If some sequence {an} converges to 0.

Where {an} is the same sequence in the problem without the fancy subscript business and the arrow implies convergence.
I have trouble getting text to line up correct in latex so I wrote as much as I could outside of it. Still a noob at it.

This was directed towards the strange individuals who do math for fun. I don’t expect many to be, but I can hope!

Just trying to see who the other mathochists on the forum are…if any at all.

I would much rather talk about/solve a physics problem than do math like this. This was honestly the worst class I’ve ever taken and it hurt my math heart bad

Theoretical stuff and proofs just aren’t my cup of tea.

I hear you there. I just want my math to get the job done. I don’t really care to solve for proofs and what not. I like using it to conceptualize relationships between different things.

The implication there is that 0.9 repeating is exactly equal to 1, which you’ll find to be perfectly consistent

I’ll take a crack at the problems! I haven’t taken real analysis, but I can cheat my way through with basic calculus. Forgive my lack of rigor, I do physics, not mathematics. There’s lots of glossing over the finer details in that subject.

You have magnificently beautiful handwriting. I wish my own was close to that neat

Number 1 leaves a little bit more to be desired. Your lower bound looks perfect but your upper bound could be a bit more precise. Can you think of an f(x) that might be simpler to integrate that also works as an upper bound?

Number 2 looks good!
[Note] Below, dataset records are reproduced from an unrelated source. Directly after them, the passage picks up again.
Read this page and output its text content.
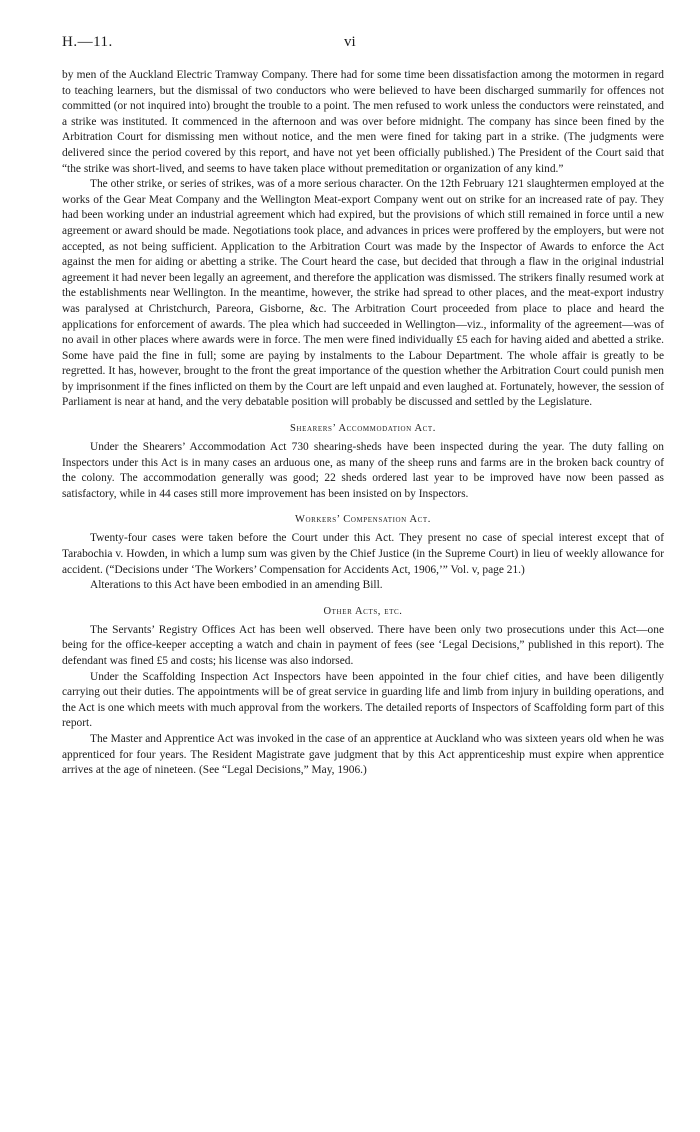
H.—11.	vi

by men of the Auckland Electric Tramway Company. There had for some time been dissatisfaction among the motormen in regard to teaching learners, but the dismissal of two conductors who were believed to have been discharged summarily for offences not committed (or not inquired into) brought the trouble to a point. The men refused to work unless the conductors were reinstated, and a strike was instituted. It commenced in the afternoon and was over before midnight. The company has since been fined by the Arbitration Court for dismissing men without notice, and the men were fined for taking part in a strike. (The judgments were delivered since the period covered by this report, and have not yet been officially published.) The President of the Court said that “the strike was short-lived, and seems to have taken place without premeditation or organization of any kind.”

The other strike, or series of strikes, was of a more serious character. On the 12th February 121 slaughtermen employed at the works of the Gear Meat Company and the Wellington Meat-export Company went out on strike for an increased rate of pay. They had been working under an industrial agreement which had expired, but the provisions of which still remained in force until a new agreement or award should be made. Negotiations took place, and advances in prices were proffered by the employers, but were not accepted, as not being sufficient. Application to the Arbitration Court was made by the Inspector of Awards to enforce the Act against the men for aiding or abetting a strike. The Court heard the case, but decided that through a flaw in the original industrial agreement it had never been legally an agreement, and therefore the application was dismissed. The strikers finally resumed work at the establishments near Wellington. In the meantime, however, the strike had spread to other places, and the meat-export industry was paralysed at Christchurch, Pareora, Gisborne, &c. The Arbitration Court proceeded from place to place and heard the applications for enforcement of awards. The plea which had succeeded in Wellington—viz., informality of the agreement—was of no avail in other places where awards were in force. The men were fined individually £5 each for having aided and abetted a strike. Some have paid the fine in full; some are paying by instalments to the Labour Department. The whole affair is greatly to be regretted. It has, however, brought to the front the great importance of the question whether the Arbitration Court could punish men by imprisonment if the fines inflicted on them by the Court are left unpaid and even laughed at. Fortunately, however, the session of Parliament is near at hand, and the very debatable position will probably be discussed and settled by the Legislature.

Shearers’ Accommodation Act.

Under the Shearers’ Accommodation Act 730 shearing-sheds have been inspected during the year. The duty falling on Inspectors under this Act is in many cases an arduous one, as many of the sheep runs and farms are in the broken back country of the colony. The accommodation generally was good; 22 sheds ordered last year to be improved have now been passed as satisfactory, while in 44 cases still more improvement has been insisted on by Inspectors.

Workers’ Compensation Act.

Twenty-four cases were taken before the Court under this Act. They present no case of special interest except that of Tarabochia v. Howden, in which a lump sum was given by the Chief Justice (in the Supreme Court) in lieu of weekly allowance for accident. (“Decisions under ‘The Workers’ Compensation for Accidents Act, 1906,’” Vol. v, page 21.)

Alterations to this Act have been embodied in an amending Bill.

Other Acts, etc.

The Servants’ Registry Offices Act has been well observed. There have been only two prosecutions under this Act—one being for the office-keeper accepting a watch and chain in payment of fees (see ‘Legal Decisions,” published in this report). The defendant was fined £5 and costs; his license was also indorsed.

Under the Scaffolding Inspection Act Inspectors have been appointed in the four chief cities, and have been diligently carrying out their duties. The appointments will be of great service in guarding life and limb from injury in building operations, and the Act is one which meets with much approval from the workers. The detailed reports of Inspectors of Scaffolding form part of this report.

The Master and Apprentice Act was invoked in the case of an apprentice at Auckland who was sixteen years old when he was apprenticed for four years. The Resident Magistrate gave judgment that by this Act apprenticeship must expire when apprentice arrives at the age of nineteen. (See “Legal Decisions,” May, 1906.)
I’d question your upperbound again, but I see that you have the right idea when you state it’s bounded above. I think you accidentally wrote your lowerbound twice

I misread your upperbound.

I apologize for not having the skills to do this in LateX nor the handwriting to do this on paper.

I started number 2 by first bounding (-1)^n above and below. which would give you -1 < (-1)^n < 1 and then you just multiply through by {an}. It’s easier this way since you don’t have to bother with the positive/negative cases and you still get to use the squeeze theorem at the end of the day.
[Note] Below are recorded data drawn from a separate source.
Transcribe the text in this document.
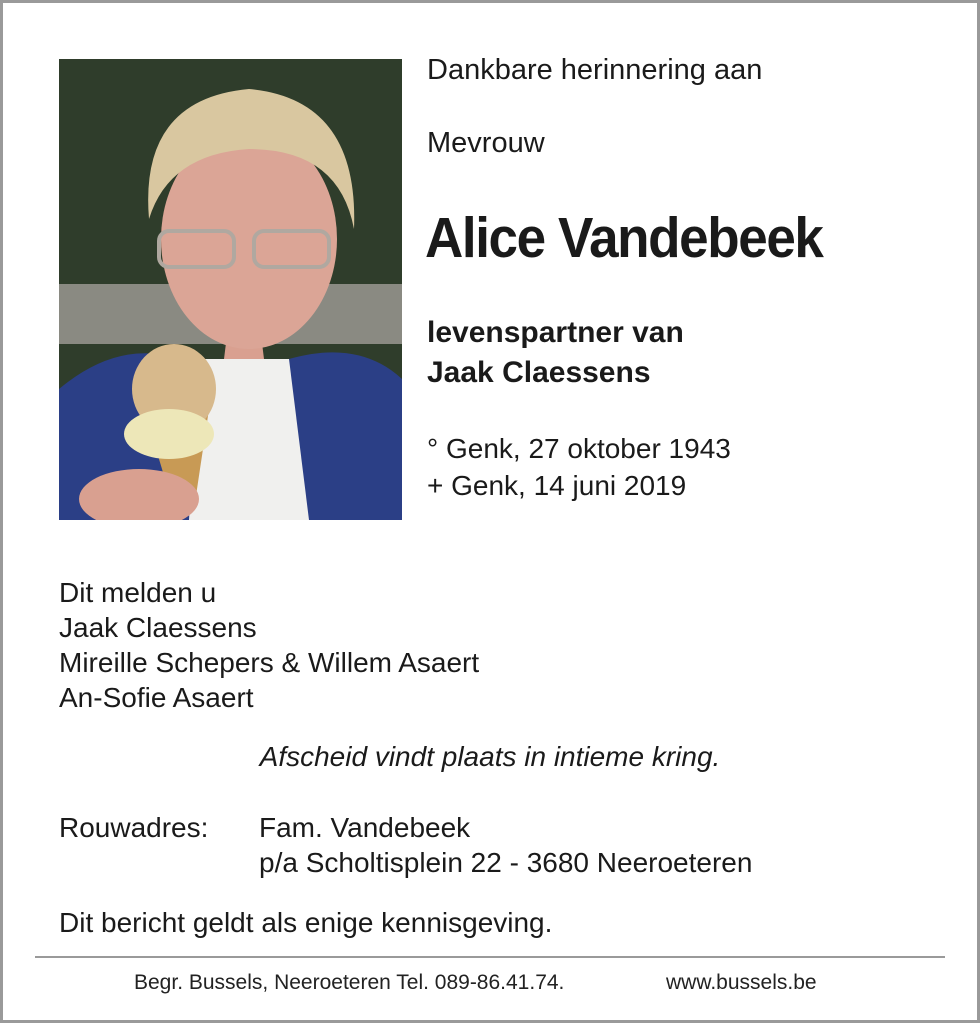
Dankbare herinnering aan
Mevrouw
Alice Vandebeek
levenspartner van
Jaak Claessens
° Genk, 27 oktober 1943
+ Genk, 14 juni 2019
Dit melden u
Jaak Claessens
Mireille Schepers & Willem Asaert
An-Sofie Asaert
Afscheid vindt plaats in intieme kring.
Rouwadres: Fam. Vandebeek
p/a Scholtisplein 22 - 3680 Neeroeteren
Dit bericht geldt als enige kennisgeving.
Begr. Bussels, Neeroeteren Tel. 089-86.41.74.	www.bussels.be
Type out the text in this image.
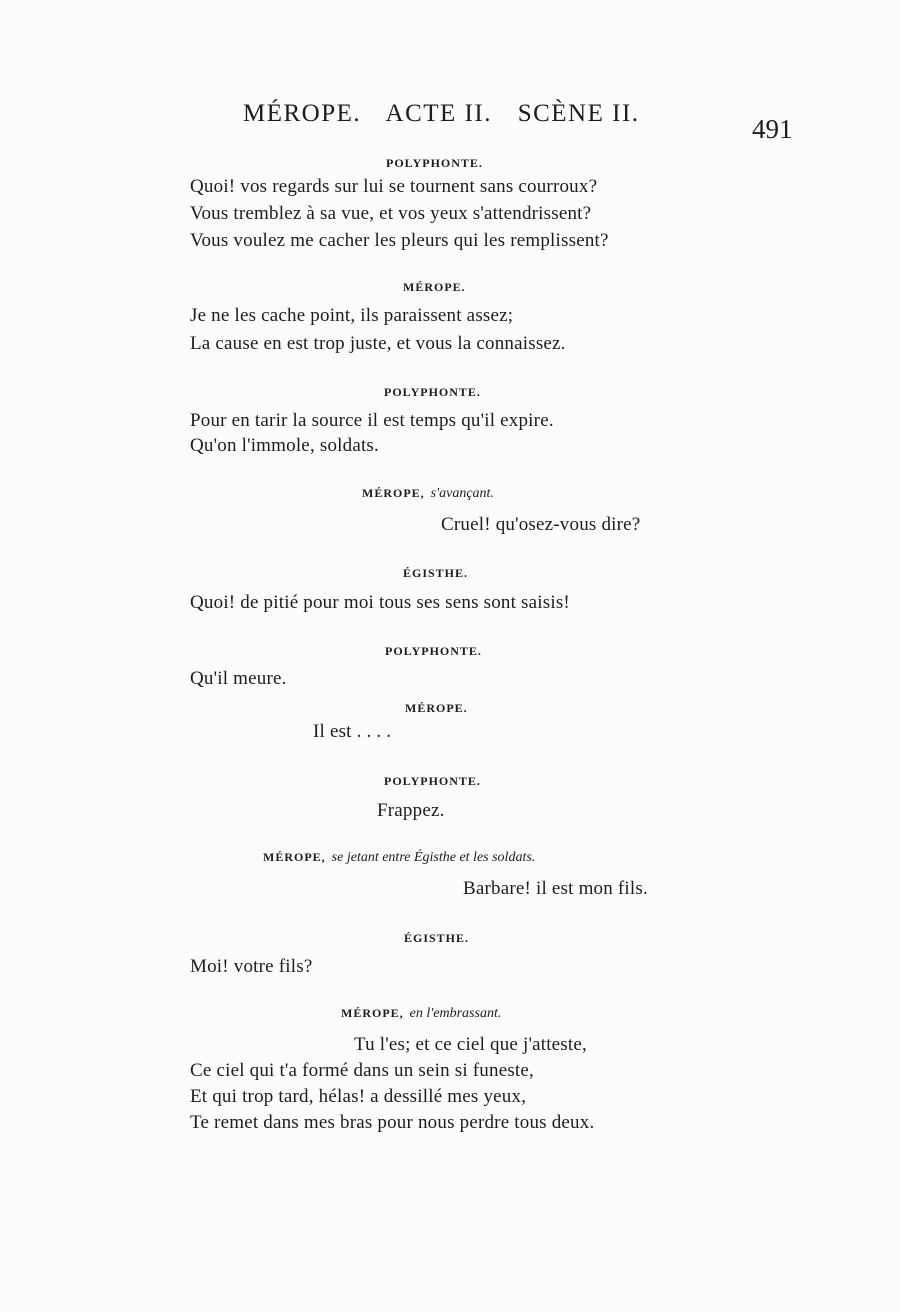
MÉROPE. ACTE II. SCÈNE II.
491
POLYPHONTE.
Quoi! vos regards sur lui se tournent sans courroux?
Vous tremblez à sa vue, et vos yeux s'attendrissent?
Vous voulez me cacher les pleurs qui les remplissent?
MÉROPE.
Je ne les cache point, ils paraissent assez;
La cause en est trop juste, et vous la connaissez.
POLYPHONTE.
Pour en tarir la source il est temps qu'il expire.
Qu'on l'immole, soldats.
MÉROPE, s'avançant.
Cruel! qu'osez-vous dire?
ÉGISTHE.
Quoi! de pitié pour moi tous ses sens sont saisis!
POLYPHONTE.
Qu'il meure.
MÉROPE.
Il est . . . .
POLYPHONTE.
Frappez.
MÉROPE, se jetant entre Égisthe et les soldats.
Barbare! il est mon fils.
ÉGISTHE.
Moi! votre fils?
MÉROPE, en l'embrassant.
Tu l'es; et ce ciel que j'atteste,
Ce ciel qui t'a formé dans un sein si funeste,
Et qui trop tard, hélas! a dessillé mes yeux,
Te remet dans mes bras pour nous perdre tous deux.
Ahh I remember doing something similar with a car on an offramp back in general physics.

Say I were to solve your problem with a Lagrangian, would I use a holonomic constraint R - r = 0 ? Where r is the radius of the biker.

…1/x^4 would have been super easy now that you mention it. Silly me.
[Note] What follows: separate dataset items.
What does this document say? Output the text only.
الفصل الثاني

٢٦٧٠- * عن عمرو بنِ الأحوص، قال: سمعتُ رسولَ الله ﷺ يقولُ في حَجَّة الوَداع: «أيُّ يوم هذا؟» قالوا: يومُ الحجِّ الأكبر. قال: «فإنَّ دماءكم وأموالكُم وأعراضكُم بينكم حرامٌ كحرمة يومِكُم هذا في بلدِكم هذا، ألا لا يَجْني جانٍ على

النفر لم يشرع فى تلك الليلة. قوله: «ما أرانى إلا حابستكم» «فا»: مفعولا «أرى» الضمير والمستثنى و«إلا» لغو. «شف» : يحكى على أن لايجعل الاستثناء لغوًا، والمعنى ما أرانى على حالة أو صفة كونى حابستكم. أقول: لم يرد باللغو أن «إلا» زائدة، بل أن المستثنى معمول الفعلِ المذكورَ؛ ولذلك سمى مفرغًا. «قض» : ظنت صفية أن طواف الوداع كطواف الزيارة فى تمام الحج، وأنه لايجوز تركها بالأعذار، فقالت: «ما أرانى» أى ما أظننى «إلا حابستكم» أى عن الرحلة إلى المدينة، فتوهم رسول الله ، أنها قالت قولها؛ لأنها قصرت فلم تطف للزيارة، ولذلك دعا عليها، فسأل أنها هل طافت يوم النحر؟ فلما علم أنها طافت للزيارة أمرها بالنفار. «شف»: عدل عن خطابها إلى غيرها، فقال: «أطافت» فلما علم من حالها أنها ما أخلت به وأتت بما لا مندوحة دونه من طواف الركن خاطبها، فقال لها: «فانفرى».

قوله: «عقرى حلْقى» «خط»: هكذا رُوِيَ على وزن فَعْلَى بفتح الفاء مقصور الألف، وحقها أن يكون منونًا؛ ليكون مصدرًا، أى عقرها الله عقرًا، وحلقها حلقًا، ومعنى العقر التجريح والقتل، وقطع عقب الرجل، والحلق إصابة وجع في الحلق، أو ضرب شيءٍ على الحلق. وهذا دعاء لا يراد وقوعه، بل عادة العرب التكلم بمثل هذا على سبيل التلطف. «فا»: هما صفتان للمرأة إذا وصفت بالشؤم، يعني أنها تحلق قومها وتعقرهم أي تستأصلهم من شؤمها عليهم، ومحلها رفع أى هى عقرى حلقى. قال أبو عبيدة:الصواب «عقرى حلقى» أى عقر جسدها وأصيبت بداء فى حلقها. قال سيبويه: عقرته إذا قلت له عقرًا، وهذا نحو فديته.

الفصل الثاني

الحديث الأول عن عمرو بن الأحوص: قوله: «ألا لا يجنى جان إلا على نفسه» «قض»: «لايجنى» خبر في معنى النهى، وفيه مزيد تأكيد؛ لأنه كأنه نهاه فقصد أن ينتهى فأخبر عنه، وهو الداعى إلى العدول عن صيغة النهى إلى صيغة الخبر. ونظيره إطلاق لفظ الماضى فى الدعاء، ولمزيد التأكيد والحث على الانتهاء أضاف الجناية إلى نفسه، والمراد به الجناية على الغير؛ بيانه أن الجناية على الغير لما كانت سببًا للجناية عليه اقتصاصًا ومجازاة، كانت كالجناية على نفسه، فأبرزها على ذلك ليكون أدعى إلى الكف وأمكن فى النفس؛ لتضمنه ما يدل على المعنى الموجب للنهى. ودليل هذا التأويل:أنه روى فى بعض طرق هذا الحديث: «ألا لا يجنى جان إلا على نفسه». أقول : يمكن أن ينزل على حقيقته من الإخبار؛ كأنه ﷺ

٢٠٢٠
You can try to apply a Lagrangian to my problem if you really want to, but it’s my intuition that you’d have a really nasty time trying to extract a friction coefficient from it.

I’ll try to come up with an entertaining Lagrangian problem tomorrow!

Its a shame how many people don’t like maths, not that many people realize that maths can be fun
Does anyone here watch any of numberphiles vidios? I found some of them to be quite fun.

When I found out that 0.9999… was the same as 1 I had great fun confusing some of the less mathematically inclined of my friends with it. I even showed them some proofs for it but some still didn’t get it.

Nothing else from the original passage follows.